Transient, Fleeting: The World of Ishimoto Yasuhiro part 10

Chicago, Snow and Car, c. 1950 ©Kochi Prefecture, Ishimoto Yasuhiro Photo Center

Chicago Snow Designs

In the proliferating Japanese cities where architecture happens randomly and regardless of how a building integrates into its environment, and everyone puts up giant billboards for himself in order to stand out, urban planning is largely unrelated to aesthetic aspects. To the eyes of foreigners, the cities built on the principle of not adopting any principle seem to look rather interesting as uniquely novel Japanese urban landscapes.

Even sceneries that are normally an eyesore naturally turn into beautiful temporary designs once they are snow-covered and uniformly white. Nonetheless, when the snow melts it leaves behind nothing but mud, and all the beauty is ungilded in the blink of an eye. But still, for the little while of its existence, the snowy landscape is beautiful – sometimes certainly even more so than a natural landscape of rivers and mountains. It seems to have a somewhat soothing effect on the human soul. Snow is perhaps able to calm the noise that involuntarily enters our field of vision and stirs us up.

American cars of the 1940s are characterized by elegantly curved forms and voluminous dimensions, and when covered with the right amount of snow, they reveal truly artistic shapes. This is a photo that Ishimoto shot during his time as a student in Chicago. It looks extremely stylish, even sublime. Beautiful also from a design perspective, the scenery looks as if it was a typical sight in the Chicago winter, but as it turns out, this kind of subtle snow design seems to be rather rare. There is just too much snow. The photo was taken “one day” when the cars were beautifully dusted with snow, and there didn’t seem to be anyone around.

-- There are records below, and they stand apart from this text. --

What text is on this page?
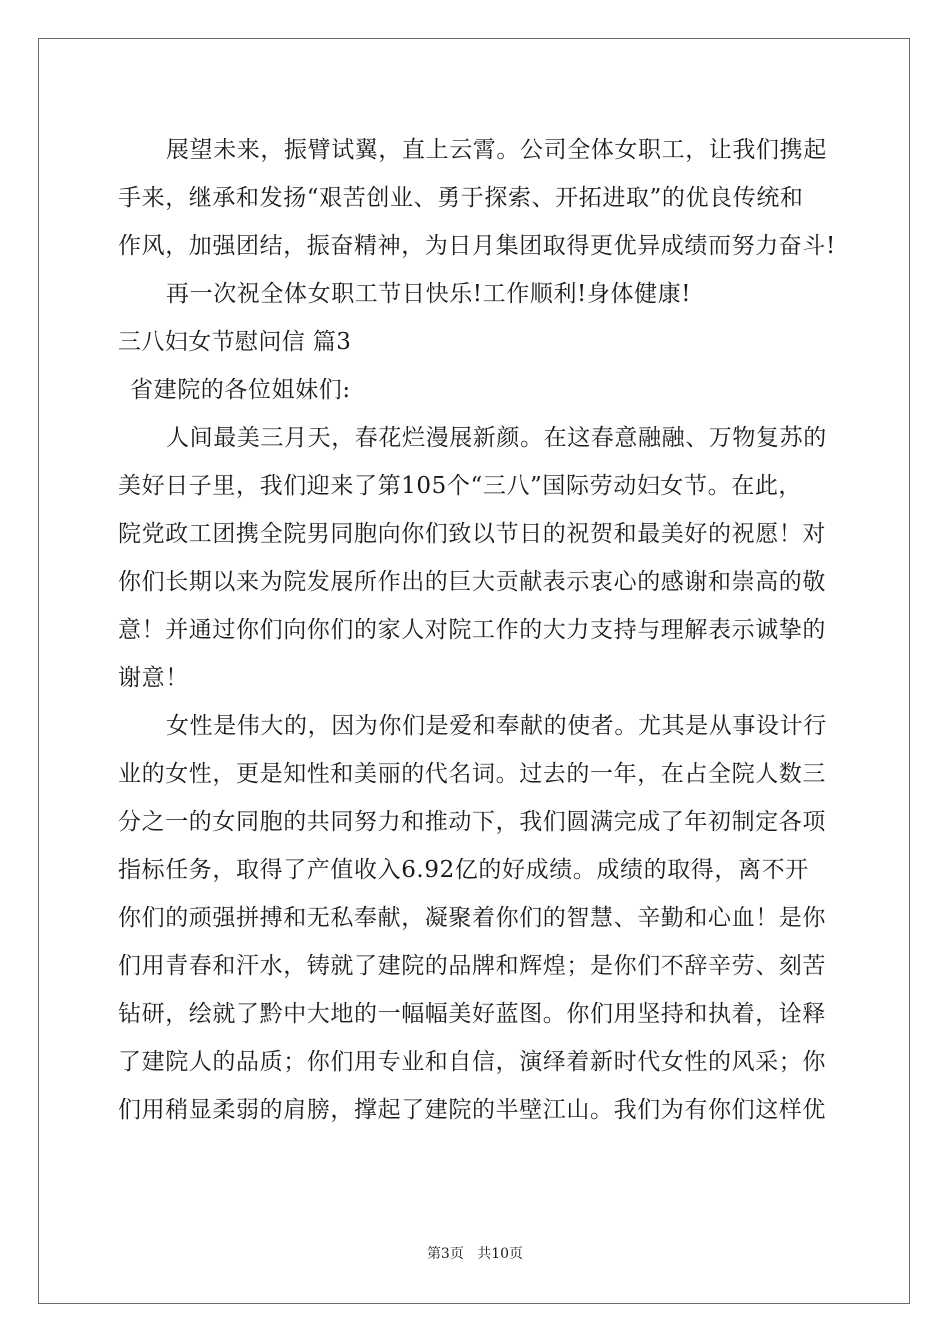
展望未来，振臂试翼，直上云霄。公司全体女职工，让我们携起
手来，继承和发扬“艰苦创业、勇于探索、开拓进取”的优良传统和
作风，加强团结，振奋精神，为日月集团取得更优异成绩而努力奋斗!
再一次祝全体女职工节日快乐!工作顺利!身体健康!
三八妇女节慰问信 篇3
省建院的各位姐妹们:
人间最美三月天，春花烂漫展新颜。在这春意融融、万物复苏的
美好日子里，我们迎来了第105个“三八”国际劳动妇女节。在此，
院党政工团携全院男同胞向你们致以节日的祝贺和最美好的祝愿！对
你们长期以来为院发展所作出的巨大贡献表示衷心的感谢和崇高的敬
意！并通过你们向你们的家人对院工作的大力支持与理解表示诚挚的
谢意！
女性是伟大的，因为你们是爱和奉献的使者。尤其是从事设计行
业的女性，更是知性和美丽的代名词。过去的一年，在占全院人数三
分之一的女同胞的共同努力和推动下，我们圆满完成了年初制定各项
指标任务，取得了产值收入6.92亿的好成绩。成绩的取得，离不开
你们的顽强拼搏和无私奉献，凝聚着你们的智慧、辛勤和心血！是你
们用青春和汗水，铸就了建院的品牌和辉煌；是你们不辞辛劳、刻苦
钻研，绘就了黔中大地的一幅幅美好蓝图。你们用坚持和执着，诠释
了建院人的品质；你们用专业和自信，演绎着新时代女性的风采；你
们用稍显柔弱的肩膀，撑起了建院的半壁江山。我们为有你们这样优
第3页 共10页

When he took the pictures for this series, Ishimoto was having the Weeds in Snow, one of only three photographs by his former teacher Harry Callahan that he got to see as a student, in mind. Ishimoto explains that, as Callahan’s photo was basically all white, with only a few weeds sticking out of a layer of snow, his idea was to “do the opposite – white on top of black.”

This series includes numerous pictures of snow-covered cars, as well as other plastic depictions of snow on reliefs in massive wooden doors, on steel fences, at the feet of stairs, and other sceneries that suggest marvelous collaborations between man (-made) and nature (snow).

This winter, the first snow came earlier than in average years, and even in Kochi, where snowy landscapes are normally a rarity, the end of last year (December 2005) saw the second highest snow level on record. Maybe we will have the chance to see beautiful snow designs also in Kochi this year.